Femmes et conflit


FEMMES EN CONFLIT

Si la convivialité semble inhérente au concept mutualiste, la vie des sociétés au quotidien laisse souvent entrevoir une réalité plus conflictuelle, comme en témoigne ce rapport adressé au préfet, en 1906 par un conseiller général de l’île de Ré, au sujet du fonctionnement de L’Union des femmes prévoyantes d’Ars ( Archives départementales de Charente-Maritime, 1207 W 547)


« La formation de cette société est une erreur que j’ai commise. J’ai cru qu’une société de femmes pourrait marcher par elle-même, sans trop de difficultés, et sans direction extérieure. J’avoue que je me suis trompé et qu’une société de femmes devient fatalement une sorte de pétaudière où tout le monde crie et se dispute sans faire aucune besogne utile. J’ai cru aussi, et c’est presque de la naïveté de ma part, qu’une ancienne confrérie religieuse pourrait du jour au lendemain devenir société de secours mutuels approuvée et revêtir, avec son nouveau titre, les mœurs libérales et égalitaires qu’il comporte.
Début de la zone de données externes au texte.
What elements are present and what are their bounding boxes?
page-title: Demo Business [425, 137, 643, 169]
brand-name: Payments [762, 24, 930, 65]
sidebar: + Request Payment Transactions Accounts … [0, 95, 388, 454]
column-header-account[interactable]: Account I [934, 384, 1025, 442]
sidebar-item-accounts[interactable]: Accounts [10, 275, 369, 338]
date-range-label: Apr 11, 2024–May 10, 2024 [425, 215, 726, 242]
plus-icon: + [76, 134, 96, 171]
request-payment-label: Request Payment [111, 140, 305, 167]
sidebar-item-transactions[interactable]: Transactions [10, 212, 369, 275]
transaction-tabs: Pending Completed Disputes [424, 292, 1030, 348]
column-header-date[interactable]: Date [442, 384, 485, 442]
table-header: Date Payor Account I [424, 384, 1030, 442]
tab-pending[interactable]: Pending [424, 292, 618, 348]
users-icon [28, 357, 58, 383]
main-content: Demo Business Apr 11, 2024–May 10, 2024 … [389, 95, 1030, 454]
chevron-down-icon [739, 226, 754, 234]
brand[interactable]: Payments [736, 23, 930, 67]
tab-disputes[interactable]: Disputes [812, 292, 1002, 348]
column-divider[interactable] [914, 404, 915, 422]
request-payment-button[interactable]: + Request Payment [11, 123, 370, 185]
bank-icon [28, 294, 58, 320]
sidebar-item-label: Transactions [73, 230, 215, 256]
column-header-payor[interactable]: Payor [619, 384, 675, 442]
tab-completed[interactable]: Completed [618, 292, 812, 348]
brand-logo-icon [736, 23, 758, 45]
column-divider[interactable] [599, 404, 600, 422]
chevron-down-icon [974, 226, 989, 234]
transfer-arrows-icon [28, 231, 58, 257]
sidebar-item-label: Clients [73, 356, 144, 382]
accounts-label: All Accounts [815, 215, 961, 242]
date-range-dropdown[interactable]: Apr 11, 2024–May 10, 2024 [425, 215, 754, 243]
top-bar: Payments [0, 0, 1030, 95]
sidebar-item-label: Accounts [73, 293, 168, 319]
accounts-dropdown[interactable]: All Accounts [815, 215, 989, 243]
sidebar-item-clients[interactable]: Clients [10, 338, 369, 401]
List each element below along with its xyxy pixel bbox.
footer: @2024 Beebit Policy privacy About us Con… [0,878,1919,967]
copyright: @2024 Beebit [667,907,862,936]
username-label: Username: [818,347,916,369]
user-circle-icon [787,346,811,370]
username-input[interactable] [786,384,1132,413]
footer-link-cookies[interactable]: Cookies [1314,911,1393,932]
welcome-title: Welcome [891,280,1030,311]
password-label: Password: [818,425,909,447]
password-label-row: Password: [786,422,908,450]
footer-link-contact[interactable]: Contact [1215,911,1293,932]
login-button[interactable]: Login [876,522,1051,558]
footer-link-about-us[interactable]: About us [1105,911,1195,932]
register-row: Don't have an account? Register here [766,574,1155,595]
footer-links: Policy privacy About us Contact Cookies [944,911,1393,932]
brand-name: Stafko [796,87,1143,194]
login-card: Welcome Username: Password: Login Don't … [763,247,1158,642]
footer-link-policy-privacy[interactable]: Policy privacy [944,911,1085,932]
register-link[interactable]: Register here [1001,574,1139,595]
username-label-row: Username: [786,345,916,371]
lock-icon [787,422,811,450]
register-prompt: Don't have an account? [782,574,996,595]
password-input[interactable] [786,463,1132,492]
C’est une leçon que je me suis donné à moi-même et dont je profiterai dans l’avenir.
L’Union des femmes prévoyantes, après avoir affiché dans le début des principes d’indépendance louable, alors que je lui avais servi de parrain, l’avais fait approuver, et lui avais confectionné des statuts, est retombée peu à peu, et tout doucettement mon occupation ne lui permettant plus de continuer sur elle une action qu’il aurait fallu incessante, est retombée, dis-je, dans les mains du curé, son ancien directeur. A partir de ce moment, toutes les participantes jeunes et moins rétrogrades que les autres, n’ont plus pu dire un mot dans les assemblées. Le bureau complètement revenu à ses habitudes cléricales, n’a plus souffert la moindre discussion. Chaque assemblée est une tempête. On ne s’est pas encore battu mais cela viendra. On rend les comptes d’une manière plus que superficielle. Si une participante demande un éclaircissement sur un chiffre, la présidente se campe les poings sur les hanches et crie : « Alors, vous nous prenez pour des voleuses ? … Ces dames s’empoignent à coups de langue, et finalement la présidente lève la séance , ce qui coupe court à toute explication gênante. »


LE CONFLIT GAGE DE LA VITALITE DEMOCRATIQUE

Au delà de l’aspect anecdotique d’une querelle locale d’ordre générationnel, cette affaire porte en filigrane les débats sociétaux du début du XXe siècle : face à la République laïque et triomphante, le clergé cherche à maintenir son influence, dans les sociétés de secours mutuels féminines qu’il a créées au XIXe siècle, en réponse à la non admission des femmes dans les mutuelles mixtes. Cette mainmise cléricale sur les organisations féminines contribue à entretenir un discours misogyne contre la participation des femmes à la vie publique, et leur accès aux droits civiques.


« … Et quelques esprits imbus de justice voudraient l’accès des femmes aux votes politiques ! Je suis fixé pour ma part depuis que je vois fonctionner l’Union ( ?) des dames d’Ars. Cette situation pourra s’améliorer dans l’avenir à mesure que disparaîtront les éléments vieux et que les éléments jeunes s’introduiront dans le bureau. J’ai voulu intervenir pour faire prendre à la société, à propos de retraite, une mesure qui lui était favorable. J’ai été écouté avec grand intérêt, puis tout le bureau (j’allais dire « comme un seul homme ! ») a voté contre ce que je venais de proposer, qui a été adopté pourtant à une majorité de deux voix. Je me le suis tenu pour dit. »


Reste que, n’en déplaise à l’élu rétais qui en souligne les aspects les plus pittoresques, le différend qui oppose les participantes de cette société n’a rien de typiquement féminin. En effet, il n’est pas rare que la remise en cause par les sociétaires de la dérive autoritaire des administrateurs donne lieu à de violentes disputes à l’occasion des assemblées générales. Si ces épisodes tumultueux tendent à ébrécher momentanément la cohésion mutualiste, par ailleurs grandement symbolisée et ritualisée, ils n’en constituent pas moins la preuve de l’existence d’une vigilance démocratique à l’intérieur des sociétés de secours mutuels.